The Hanging Girl by Jussi Adler-Olsen


When Carl Morck, head of Sweden's Department Q where the coldest of cold crimes go to die, receives a call from a colleague on a remote island, his first instinct is to put the man off.  That is always Morck's first instinct and when he finds out the man is calling about a case that is twenty years old he is definite about not wanting to get involved.  When a stunning event happens to the detective who called the same day, Morck is reluctantly pulled into the case.

The case concerns the death of a teenage girl who was found hanging from a tree after a hit and run accident so forceful that she was thrown up into the tree.  She was found by the policeman who spent the rest of his life consumed with the quest to find out who hit her and left her to die.  After twenty years, what chance is there that a road accident can now be solved?  Still, that's Carl's job so he and his assistants Assad and Rose head to the scene.  They find out that the girl had recently come to a school there where she made quite an impact with her beauty and flirtatious manner.  Right before her death, she seemed to have moved her interest to a mystery man not connected with the school.  After studying the case, the team believes finding this man will be the key.  The only thing they have to go on is that he was a good-looking man who was fascinating to women and that he was interested in the old religions that worshipped the sun.  Is it even possible to find him?  Most would give up but that's not the Department Q way where once something catches Morck's interest, he cannot give up until he finds the truth.

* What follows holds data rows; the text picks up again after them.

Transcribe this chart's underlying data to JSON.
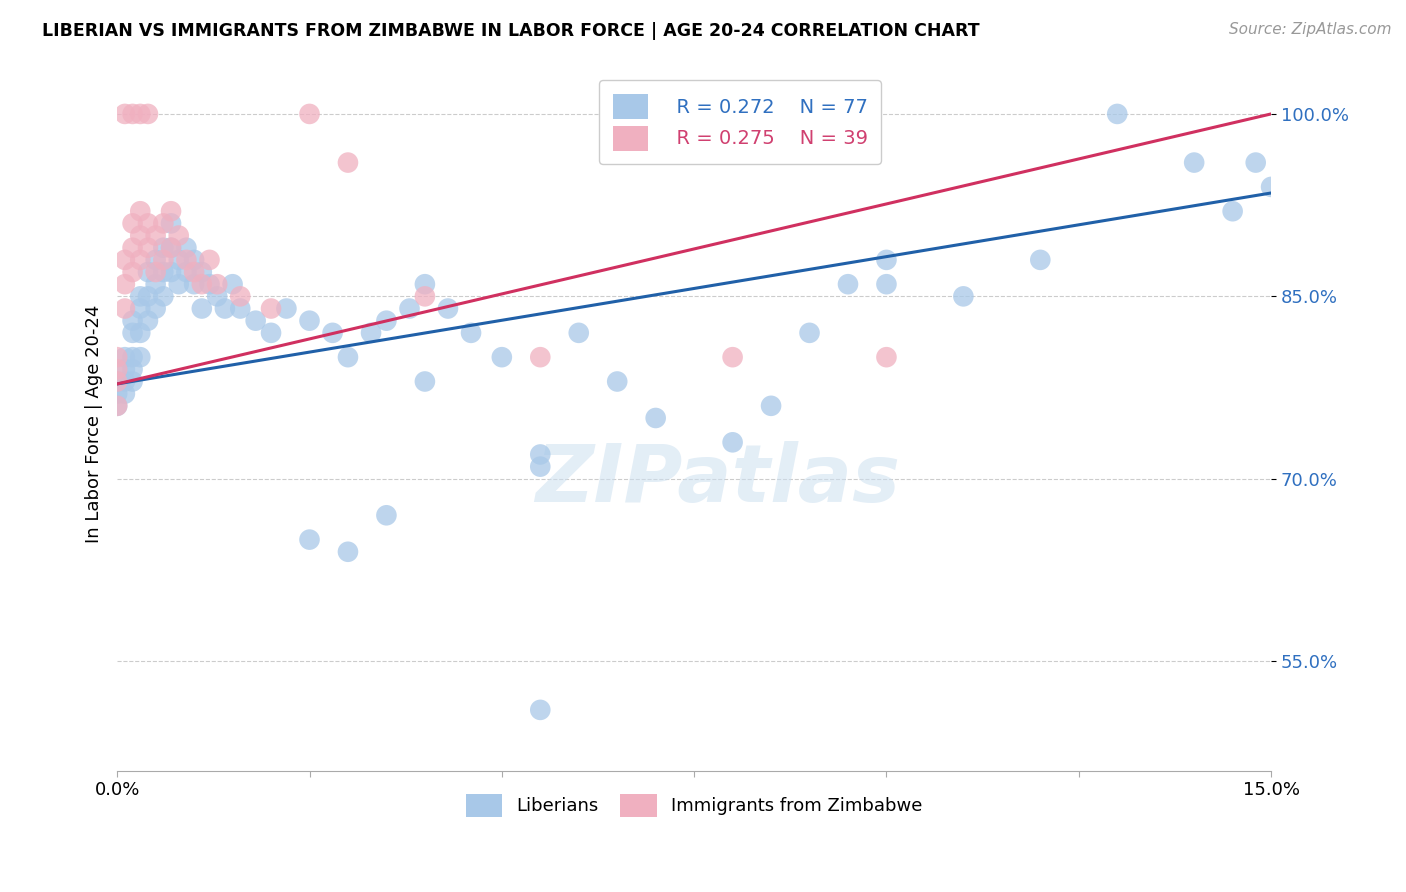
{
  "title": "LIBERIAN VS IMMIGRANTS FROM ZIMBABWE IN LABOR FORCE | AGE 20-24 CORRELATION CHART",
  "source": "Source: ZipAtlas.com",
  "ylabel": "In Labor Force | Age 20-24",
  "legend_blue_r": "R = 0.272",
  "legend_blue_n": "N = 77",
  "legend_pink_r": "R = 0.275",
  "legend_pink_n": "N = 39",
  "legend_label_blue": "Liberians",
  "legend_label_pink": "Immigrants from Zimbabwe",
  "blue_color": "#a8c8e8",
  "pink_color": "#f0b0c0",
  "line_blue": "#2060a8",
  "line_pink": "#d03060",
  "text_blue": "#3070c0",
  "text_pink": "#d04070",
  "watermark": "ZIPatlas",
  "xlim": [
    0.0,
    0.15
  ],
  "ylim": [
    0.46,
    1.03
  ],
  "yticks": [
    0.55,
    0.7,
    0.85,
    1.0
  ],
  "ytick_labels": [
    "55.0%",
    "70.0%",
    "85.0%",
    "100.0%"
  ],
  "blue_line_x": [
    0.0,
    0.15
  ],
  "blue_line_y": [
    0.778,
    0.935
  ],
  "pink_line_x": [
    0.0,
    0.15
  ],
  "pink_line_y": [
    0.778,
    1.0
  ],
  "blue_x": [
    0.0,
    0.0,
    0.0,
    0.001,
    0.001,
    0.001,
    0.001,
    0.002,
    0.002,
    0.002,
    0.002,
    0.002,
    0.003,
    0.003,
    0.003,
    0.003,
    0.004,
    0.004,
    0.004,
    0.005,
    0.005,
    0.005,
    0.006,
    0.006,
    0.006,
    0.007,
    0.007,
    0.007,
    0.008,
    0.008,
    0.009,
    0.009,
    0.01,
    0.01,
    0.011,
    0.011,
    0.012,
    0.013,
    0.014,
    0.015,
    0.016,
    0.018,
    0.02,
    0.022,
    0.025,
    0.028,
    0.03,
    0.033,
    0.035,
    0.038,
    0.04,
    0.043,
    0.046,
    0.05,
    0.055,
    0.06,
    0.065,
    0.04,
    0.055,
    0.07,
    0.08,
    0.085,
    0.09,
    0.095,
    0.1,
    0.1,
    0.11,
    0.12,
    0.13,
    0.14,
    0.145,
    0.148,
    0.15,
    0.055,
    0.025,
    0.03,
    0.035
  ],
  "blue_y": [
    0.78,
    0.77,
    0.76,
    0.8,
    0.79,
    0.78,
    0.77,
    0.83,
    0.82,
    0.8,
    0.79,
    0.78,
    0.85,
    0.84,
    0.82,
    0.8,
    0.87,
    0.85,
    0.83,
    0.88,
    0.86,
    0.84,
    0.89,
    0.87,
    0.85,
    0.91,
    0.89,
    0.87,
    0.88,
    0.86,
    0.89,
    0.87,
    0.88,
    0.86,
    0.87,
    0.84,
    0.86,
    0.85,
    0.84,
    0.86,
    0.84,
    0.83,
    0.82,
    0.84,
    0.83,
    0.82,
    0.8,
    0.82,
    0.83,
    0.84,
    0.86,
    0.84,
    0.82,
    0.8,
    0.72,
    0.82,
    0.78,
    0.78,
    0.71,
    0.75,
    0.73,
    0.76,
    0.82,
    0.86,
    0.86,
    0.88,
    0.85,
    0.88,
    1.0,
    0.96,
    0.92,
    0.96,
    0.94,
    0.51,
    0.65,
    0.64,
    0.67
  ],
  "pink_x": [
    0.0,
    0.0,
    0.0,
    0.0,
    0.001,
    0.001,
    0.001,
    0.002,
    0.002,
    0.002,
    0.003,
    0.003,
    0.003,
    0.004,
    0.004,
    0.005,
    0.005,
    0.006,
    0.006,
    0.007,
    0.007,
    0.008,
    0.009,
    0.01,
    0.011,
    0.012,
    0.013,
    0.016,
    0.02,
    0.025,
    0.03,
    0.04,
    0.055,
    0.08,
    0.1,
    0.001,
    0.002,
    0.003,
    0.004
  ],
  "pink_y": [
    0.8,
    0.79,
    0.78,
    0.76,
    0.88,
    0.86,
    0.84,
    0.91,
    0.89,
    0.87,
    0.92,
    0.9,
    0.88,
    0.91,
    0.89,
    0.9,
    0.87,
    0.91,
    0.88,
    0.92,
    0.89,
    0.9,
    0.88,
    0.87,
    0.86,
    0.88,
    0.86,
    0.85,
    0.84,
    1.0,
    0.96,
    0.85,
    0.8,
    0.8,
    0.8,
    1.0,
    1.0,
    1.0,
    1.0
  ]
}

This is the sixth installment in the Department Q series.  Fans will be delighted to spend more time with the Department Q staff, now enlarged with the addition of a new man, Gordon.  Carl is fascinating, reluctant to get involved but unable to put a mystery aside.  Assad is enigmatic and constantly surprises with his hidden abilities.  Rose has her issues but is a marvel of organization and the sparkplug that forces the men to never give up.  This book is recommended by mystery readers.